In September 2017, the last possible day for the Secretary to make a decision, the DOI issued a letter changing course on the proposal from the tribes, the report said.
“‘We find that there is insufficient information upon which to make a decision as to whether a new casino … would or would not violate the exclusivity clauses of the Gaming Procedures,’” the report said, quoting the letter from the DOI.
In late 2017, the tribes filed a lawsuit against the Department.
The tribes argued the Secretary’s failure to approve or disapprove their proposal meant it was “deemed approved” under the law, but they alleged the DOI failed to comply with the Indian Gaming Regulatory Act by not following up with timely published notices in the Federal Register that would allow them to proceed.
However, the report said the casino industry lobbyists also were displeased with actions by the secretary because they wanted him to deny the project rather than decline to issue a decision. According to the report, a lobbyist said Zinke told him he wasn’t issuing an approval and argued he was offering “a half loaf.”
The DOI eventually published notices of approval for both tribes, one in summer 2018 and one in March 2019, the report said. In separate actions, the tribes’ claims were dismissed, but the U.S. District Court for the District of Columbia also found the Secretary wasn’t obligated to act on the casino proposal within a specified amount of time as the tribes had alleged.
In the statement from his campaign, Zinke’s lawyer said the court’s decision cleared him of wrongdoing, and he alleged the IG’s report “initially concealed dispositive evidence” that the judge agreed his position “was legally sound.”
“After Secretary Zinke objected to a draft report, the IG now acknowledges this critical fact in watered down fashion,” the statement said. “Put simply, Secretary Zinke was completely candid in his interview and was legally vindicated by the Court’s decision. The content of the IG report and the timing of its release will be seen for what it is, another political smear.”

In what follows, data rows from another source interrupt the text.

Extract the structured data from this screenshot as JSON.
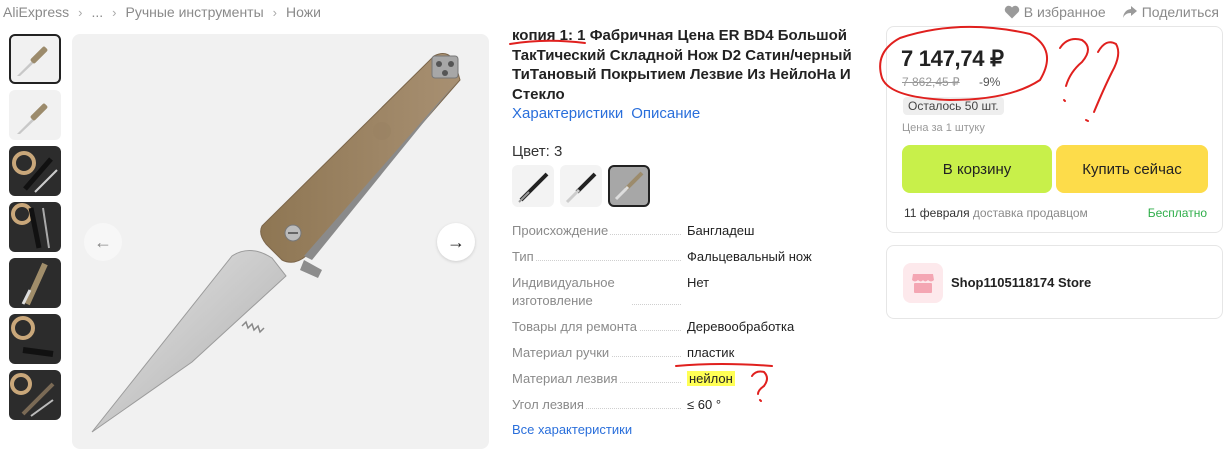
{
  "breadcrumb": {
    "items": [
      "AliExpress",
      "...",
      "Ручные инструменты",
      "Ножи"
    ]
  },
  "header_actions": {
    "favorites": "В избранное",
    "share": "Поделиться"
  },
  "product": {
    "title": "копия 1: 1 Фабричная Цена ER BD4 Большой ТакТический Складной Нож D2 Сатин/черный ТиТановый Покрытием Лезвие Из НейлоНа И Стекло",
    "tabs": [
      "Характеристики",
      "Описание"
    ],
    "color_label": "Цвет: 3",
    "specs": [
      {
        "key": "Происхождение",
        "value": "Бангладеш"
      },
      {
        "key": "Тип",
        "value": "Фальцевальный нож"
      },
      {
        "key": "Индивидуальное изготовление",
        "value": "Нет"
      },
      {
        "key": "Товары для ремонта",
        "value": "Деревообработка"
      },
      {
        "key": "Материал ручки",
        "value": "пластик"
      },
      {
        "key": "Материал лезвия",
        "value": "нейлон"
      },
      {
        "key": "Угол лезвия",
        "value": "≤ 60 °"
      }
    ],
    "all_specs_link": "Все характеристики"
  },
  "price_card": {
    "price": "7 147,74 ₽",
    "old_price": "7 862,45 ₽",
    "discount": "-9%",
    "stock": "Осталось 50 шт.",
    "unit_note": "Цена за 1 штуку",
    "cart_button": "В корзину",
    "buy_button": "Купить сейчас",
    "delivery_date": "11 февраля",
    "delivery_text": "доставка продавцом",
    "delivery_price": "Бесплатно"
  },
  "store": {
    "name": "Shop1105118174 Store"
  },
  "colors": {
    "link": "#2a6fdb",
    "cart_button": "#c8f04a",
    "buy_button": "#fddc4a",
    "free_delivery": "#2fae4a",
    "annotation": "#e0201e",
    "highlight": "#ffff55"
  }
}
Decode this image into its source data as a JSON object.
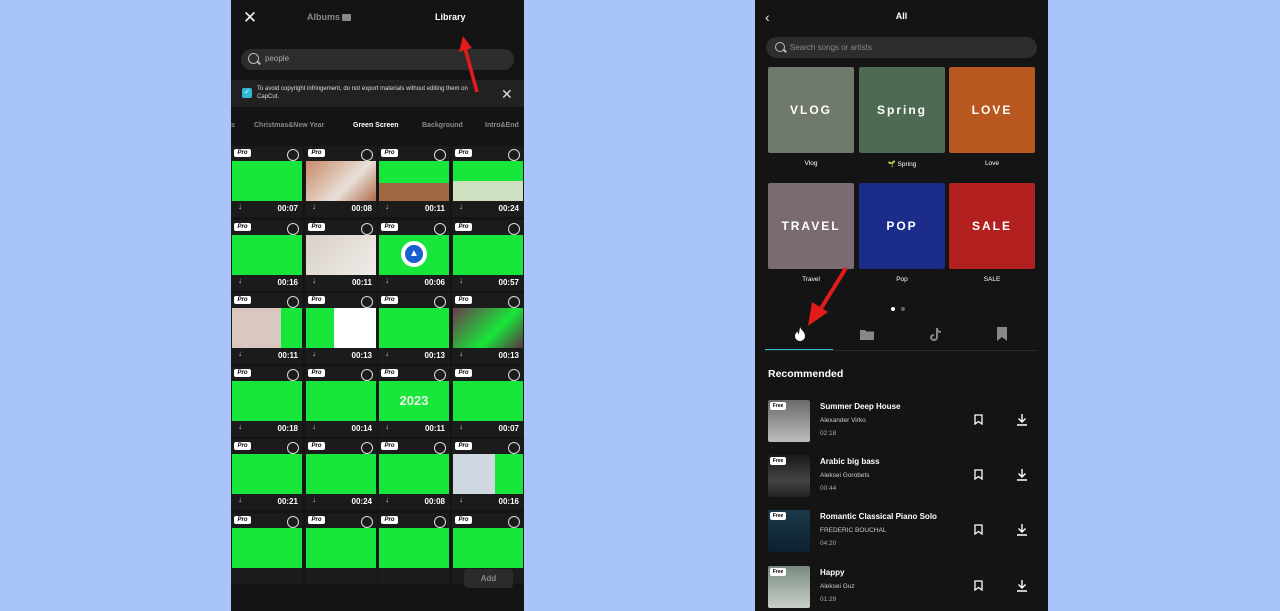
{
  "left": {
    "tabs": {
      "albums": "Albums",
      "library": "Library"
    },
    "search_value": "people",
    "notice": "To avoid copyright infringement, do not export materials without editing them on CapCut.",
    "categories": [
      "s",
      "Christmas&New Year",
      "Green Screen",
      "Background",
      "Intro&End"
    ],
    "active_category": "Green Screen",
    "pro_label": "Pro",
    "durations": [
      "00:07",
      "00:08",
      "00:11",
      "00:24",
      "00:16",
      "00:11",
      "00:06",
      "00:57",
      "00:11",
      "00:13",
      "00:13",
      "00:13",
      "00:18",
      "00:14",
      "00:11",
      "00:07",
      "00:21",
      "00:24",
      "00:08",
      "00:16"
    ],
    "tile_text_2023": "2023",
    "add_label": "Add"
  },
  "right": {
    "title": "All",
    "search_placeholder": "Search songs or artists",
    "playlists": [
      {
        "name": "Vlog",
        "overlay": "VLOG",
        "color": "#6f7a6c"
      },
      {
        "name": "🌱 Spring",
        "overlay": "Spring",
        "color": "#4f6a52"
      },
      {
        "name": "Love",
        "overlay": "LOVE",
        "color": "#b8571f"
      },
      {
        "name": "Travel",
        "overlay": "TRAVEL",
        "color": "#7a6a72"
      },
      {
        "name": "Pop",
        "overlay": "POP",
        "color": "#1c2c8a"
      },
      {
        "name": "SALE",
        "overlay": "SALE",
        "color": "#b32020"
      }
    ],
    "recommended_title": "Recommended",
    "free_label": "Free",
    "songs": [
      {
        "title": "Summer Deep House",
        "artist": "Alexander Virko",
        "duration": "02:18"
      },
      {
        "title": "Arabic big bass",
        "artist": "Aleksei Gorobets",
        "duration": "00:44"
      },
      {
        "title": "Romantic Classical Piano Solo",
        "artist": "FREDERIC BOUCHAL",
        "duration": "04:20"
      },
      {
        "title": "Happy",
        "artist": "Aleksei Guz",
        "duration": "01:29"
      }
    ]
  },
  "colors": {
    "accent": "#2fb7d4",
    "green_screen": "#17e63a",
    "arrow": "#e21b1b",
    "background": "#a9c4f8"
  }
}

The OIG’s report said it made “minor” clarifications after providing an initial draft to Zinke for response, but it did not make any “substantive changes” to its conclusions.
“Our analysis … assesses whether Secretary Zinke spoke candidly with OIG investigators about his role in the decision pertaining to the Tribes’ amendments, not whether that decision was defensible or legally permissible,” the report said.

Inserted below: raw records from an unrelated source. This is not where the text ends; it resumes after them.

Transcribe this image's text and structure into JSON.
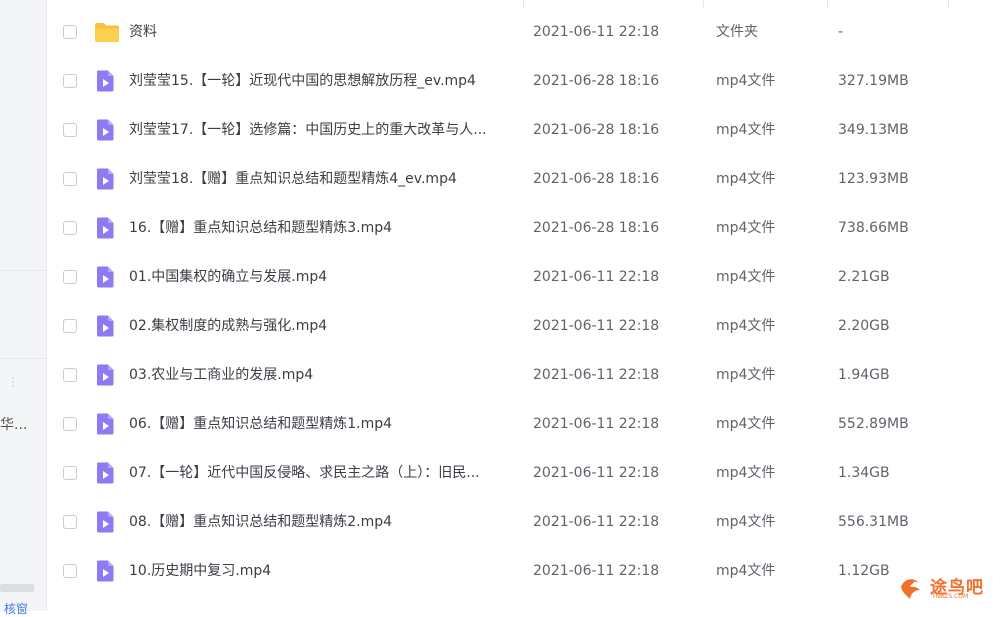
{
  "sidebar": {
    "truncated_item": "华...",
    "bottom_link": "核窗"
  },
  "files": [
    {
      "name": "资料",
      "modified": "2021-06-11 22:18",
      "type": "文件夹",
      "size": "-",
      "icon": "folder-icon"
    },
    {
      "name": "刘莹莹15.【一轮】近现代中国的思想解放历程_ev.mp4",
      "modified": "2021-06-28 18:16",
      "type": "mp4文件",
      "size": "327.19MB",
      "icon": "video-file-icon"
    },
    {
      "name": "刘莹莹17.【一轮】选修篇：中国历史上的重大改革与人...",
      "modified": "2021-06-28 18:16",
      "type": "mp4文件",
      "size": "349.13MB",
      "icon": "video-file-icon"
    },
    {
      "name": "刘莹莹18.【赠】重点知识总结和题型精炼4_ev.mp4",
      "modified": "2021-06-28 18:16",
      "type": "mp4文件",
      "size": "123.93MB",
      "icon": "video-file-icon"
    },
    {
      "name": "16.【赠】重点知识总结和题型精炼3.mp4",
      "modified": "2021-06-28 18:16",
      "type": "mp4文件",
      "size": "738.66MB",
      "icon": "video-file-icon"
    },
    {
      "name": "01.中国集权的确立与发展.mp4",
      "modified": "2021-06-11 22:18",
      "type": "mp4文件",
      "size": "2.21GB",
      "icon": "video-file-icon"
    },
    {
      "name": "02.集权制度的成熟与强化.mp4",
      "modified": "2021-06-11 22:18",
      "type": "mp4文件",
      "size": "2.20GB",
      "icon": "video-file-icon"
    },
    {
      "name": "03.农业与工商业的发展.mp4",
      "modified": "2021-06-11 22:18",
      "type": "mp4文件",
      "size": "1.94GB",
      "icon": "video-file-icon"
    },
    {
      "name": "06.【赠】重点知识总结和题型精炼1.mp4",
      "modified": "2021-06-11 22:18",
      "type": "mp4文件",
      "size": "552.89MB",
      "icon": "video-file-icon"
    },
    {
      "name": "07.【一轮】近代中国反侵略、求民主之路（上）：旧民...",
      "modified": "2021-06-11 22:18",
      "type": "mp4文件",
      "size": "1.34GB",
      "icon": "video-file-icon"
    },
    {
      "name": "08.【赠】重点知识总结和题型精炼2.mp4",
      "modified": "2021-06-11 22:18",
      "type": "mp4文件",
      "size": "556.31MB",
      "icon": "video-file-icon"
    },
    {
      "name": "10.历史期中复习.mp4",
      "modified": "2021-06-11 22:18",
      "type": "mp4文件",
      "size": "1.12GB",
      "icon": "video-file-icon"
    }
  ],
  "watermark": {
    "text": "途鸟吧",
    "sub": "TNBZS.COM"
  },
  "colors": {
    "folder": "#f7c23b",
    "video_icon": "#8c7bf2",
    "accent": "#4a79e8",
    "watermark": "#f0712b"
  }
}
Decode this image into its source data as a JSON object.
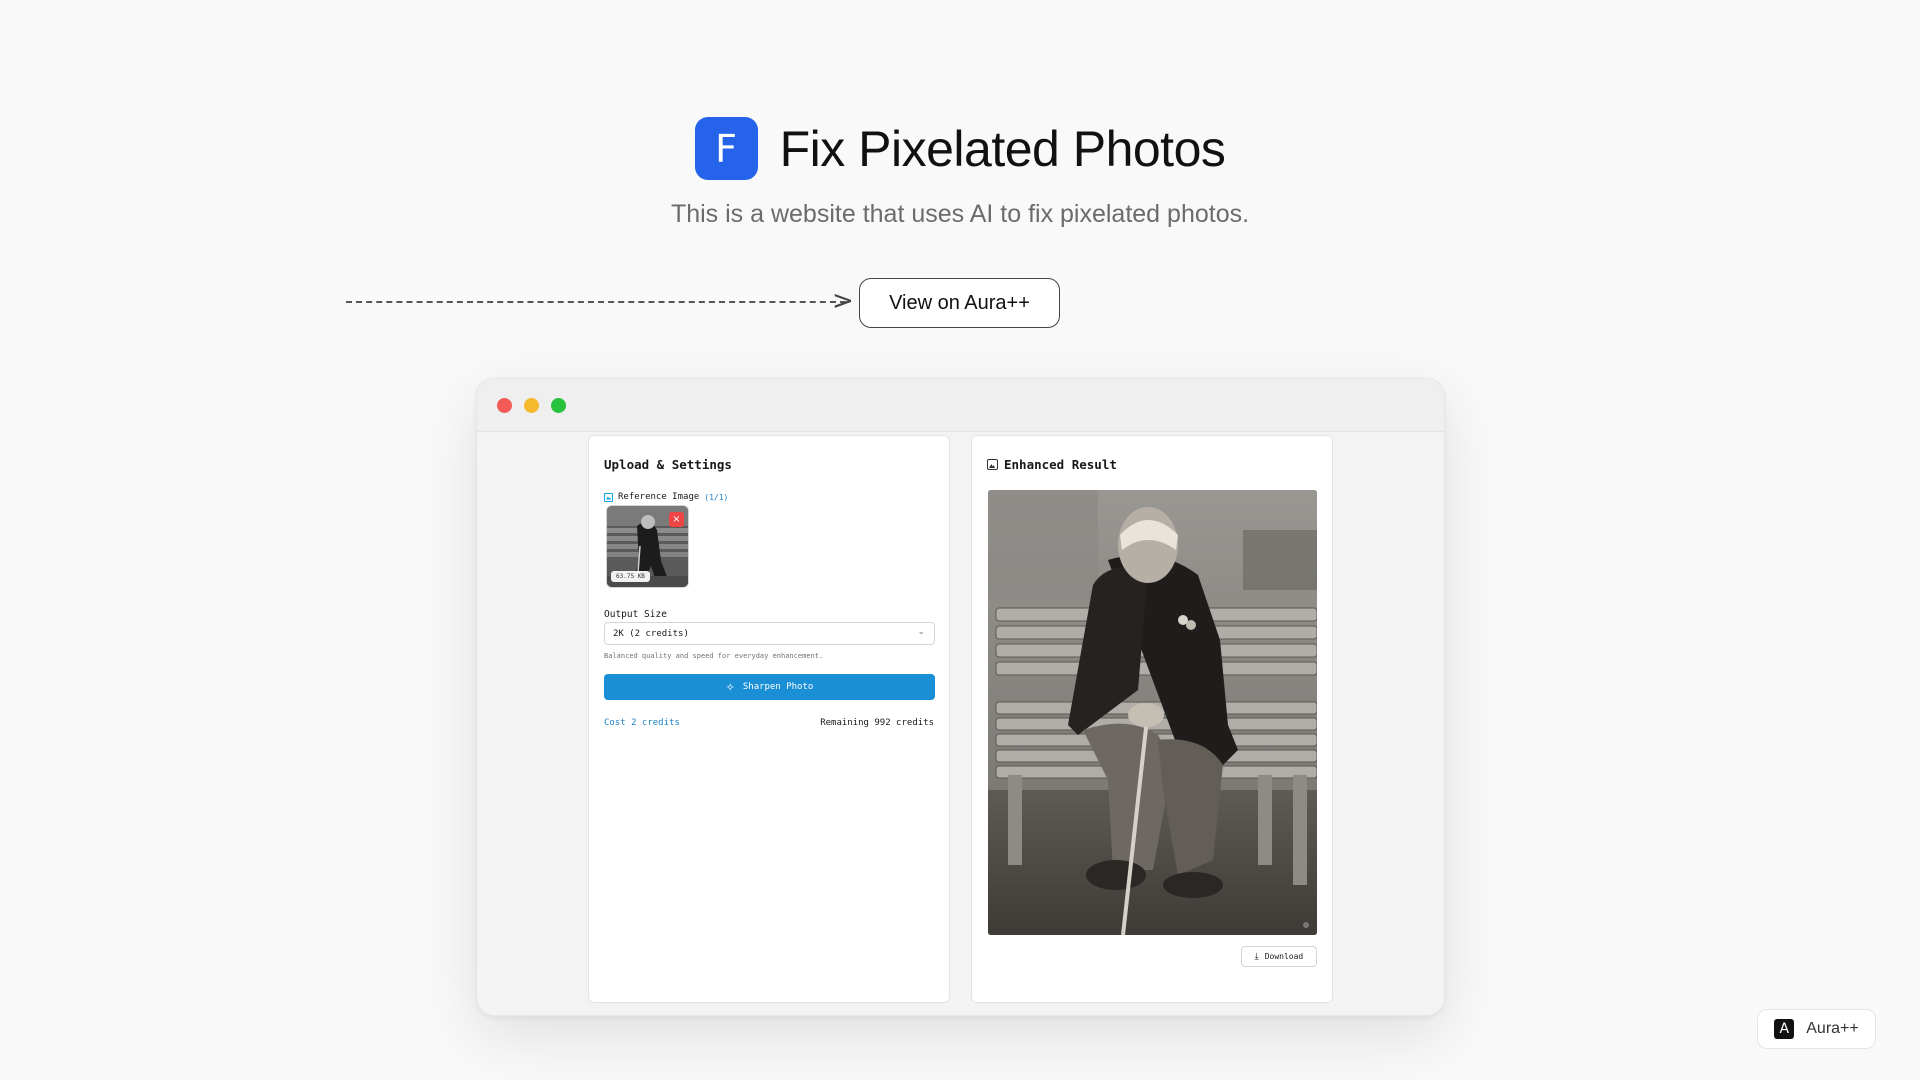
{
  "hero": {
    "logo_letter": "F",
    "title": "Fix Pixelated Photos",
    "subtitle": "This is a website that uses AI to fix pixelated photos.",
    "cta_label": "View on Aura++"
  },
  "app_window": {
    "upload_panel": {
      "title": "Upload & Settings",
      "reference_label": "Reference Image",
      "reference_count": "(1/1)",
      "thumbnail_size": "63.75 KB",
      "remove_icon": "×",
      "output_size_label": "Output Size",
      "output_size_value": "2K (2 credits)",
      "output_size_helper": "Balanced quality and speed for everyday enhancement.",
      "sharpen_label": "Sharpen Photo",
      "cost_text": "Cost 2 credits",
      "remaining_text": "Remaining 992 credits"
    },
    "result_panel": {
      "title": "Enhanced Result",
      "download_label": "Download"
    }
  },
  "badge": {
    "logo_letter": "A",
    "label": "Aura++"
  },
  "colors": {
    "accent_blue": "#2563eb",
    "button_blue": "#1b8fd6",
    "link_blue": "#1f82c8",
    "close_red": "#f25b56",
    "minimize_yellow": "#f6b82d",
    "maximize_green": "#29c23d"
  }
}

The report also said Zinke argued the IG’s Office should postpone the release of its findings until after the November election, citing DOJ guidelines. The IG’s Office said doing so would be inconsistent with DOJ guidance and “our ordinary processes.”
On the whole, Zinke’s statements “created the impression” he based his decision on staff guidance, but the evidence did not support that conclusion, the report said. Rather, it said key staff and counsel had said the DOI was going to approve the tribes’ request and recommended the Secretary also take that approach.

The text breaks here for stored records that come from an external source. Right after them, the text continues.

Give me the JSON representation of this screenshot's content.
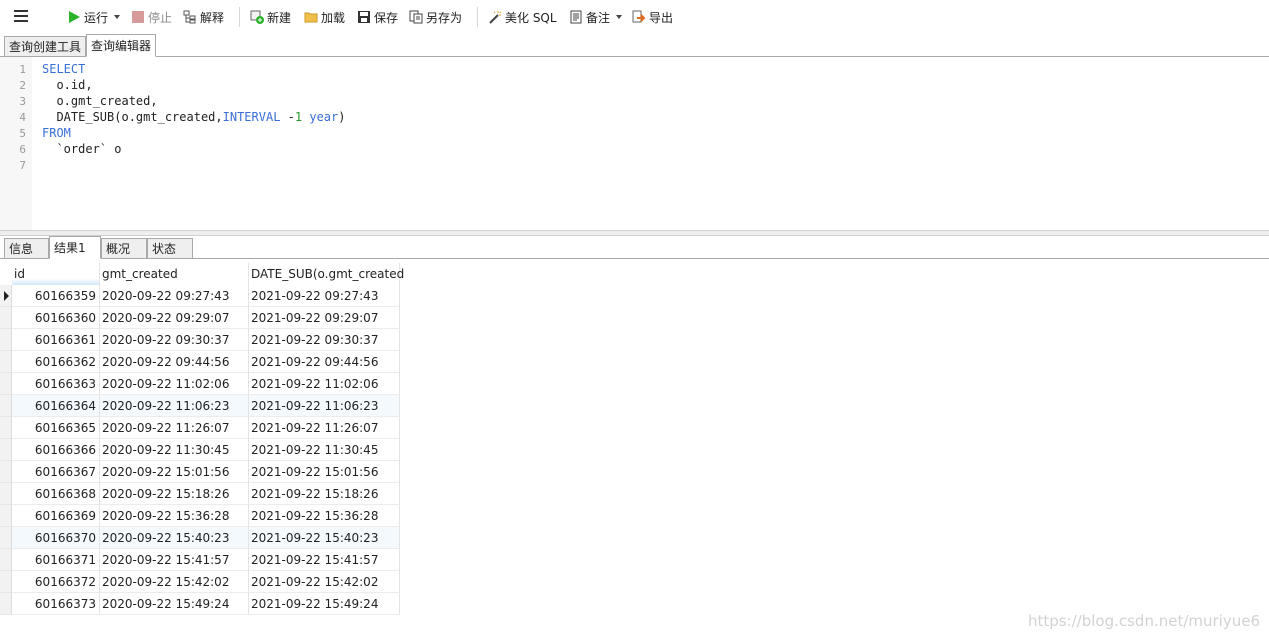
{
  "toolbar": {
    "run": "运行",
    "stop": "停止",
    "explain": "解释",
    "new": "新建",
    "load": "加载",
    "save": "保存",
    "save_as": "另存为",
    "beautify": "美化 SQL",
    "note": "备注",
    "export": "导出"
  },
  "query_tabs": [
    "查询创建工具",
    "查询编辑器"
  ],
  "editor": {
    "lines": [
      {
        "n": "1",
        "text": "SELECT"
      },
      {
        "n": "2",
        "text": "  o.id,"
      },
      {
        "n": "3",
        "text": "  o.gmt_created,"
      },
      {
        "n": "4",
        "text": "  DATE_SUB(o.gmt_created,INTERVAL -1 year)"
      },
      {
        "n": "5",
        "text": "FROM"
      },
      {
        "n": "6",
        "text": "  `order` o"
      },
      {
        "n": "7",
        "text": ""
      }
    ],
    "line4_parts": [
      "  DATE_SUB(o.gmt_created,",
      "INTERVAL",
      " -",
      "1",
      " ",
      "year",
      ")"
    ]
  },
  "result_tabs": [
    "信息",
    "结果1",
    "概况",
    "状态"
  ],
  "grid": {
    "columns": [
      "id",
      "gmt_created",
      "DATE_SUB(o.gmt_created"
    ],
    "rows": [
      [
        "60166359",
        "2020-09-22 09:27:43",
        "2021-09-22 09:27:43"
      ],
      [
        "60166360",
        "2020-09-22 09:29:07",
        "2021-09-22 09:29:07"
      ],
      [
        "60166361",
        "2020-09-22 09:30:37",
        "2021-09-22 09:30:37"
      ],
      [
        "60166362",
        "2020-09-22 09:44:56",
        "2021-09-22 09:44:56"
      ],
      [
        "60166363",
        "2020-09-22 11:02:06",
        "2021-09-22 11:02:06"
      ],
      [
        "60166364",
        "2020-09-22 11:06:23",
        "2021-09-22 11:06:23"
      ],
      [
        "60166365",
        "2020-09-22 11:26:07",
        "2021-09-22 11:26:07"
      ],
      [
        "60166366",
        "2020-09-22 11:30:45",
        "2021-09-22 11:30:45"
      ],
      [
        "60166367",
        "2020-09-22 15:01:56",
        "2021-09-22 15:01:56"
      ],
      [
        "60166368",
        "2020-09-22 15:18:26",
        "2021-09-22 15:18:26"
      ],
      [
        "60166369",
        "2020-09-22 15:36:28",
        "2021-09-22 15:36:28"
      ],
      [
        "60166370",
        "2020-09-22 15:40:23",
        "2021-09-22 15:40:23"
      ],
      [
        "60166371",
        "2020-09-22 15:41:57",
        "2021-09-22 15:41:57"
      ],
      [
        "60166372",
        "2020-09-22 15:42:02",
        "2021-09-22 15:42:02"
      ],
      [
        "60166373",
        "2020-09-22 15:49:24",
        "2021-09-22 15:49:24"
      ]
    ]
  },
  "watermark": "https://blog.csdn.net/muriyue6",
  "colors": {
    "keyword": "#3a6fd8",
    "number": "#2a9a2a",
    "run_icon": "#2bb32b",
    "alt_row": "#f4f9fd"
  }
}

“We concluded that Secretary Zinke knowingly provided information intended to lead a reasonable person to believe that he had relied solely on internal guidance in making his decision regarding the Tribes’ amendments while knowing these statements were inaccurate,” the report said.
The Inspector General’s Office has investigated other allegations of unethical dealings by Zinke from his time as secretary. A February 2022 report found he misled investigators in a probe of his dealings in a business development in Whitefish.
The Department of Justice declined to prosecute in that case as well.
Zinke is running against lawyer and Democrat Monica Tranel in the new western district in Montana. He previously served in the U.S. House prior to his appointment as Secretary.
“For decades, he has served his country honorably and with integrity,” said the statement from his lawyer.
In response to a question by the Daily Montanan at a recent candidate forum in Missoula, Zinke also said earlier investigations were politically motivated and part of a smear campaign against him.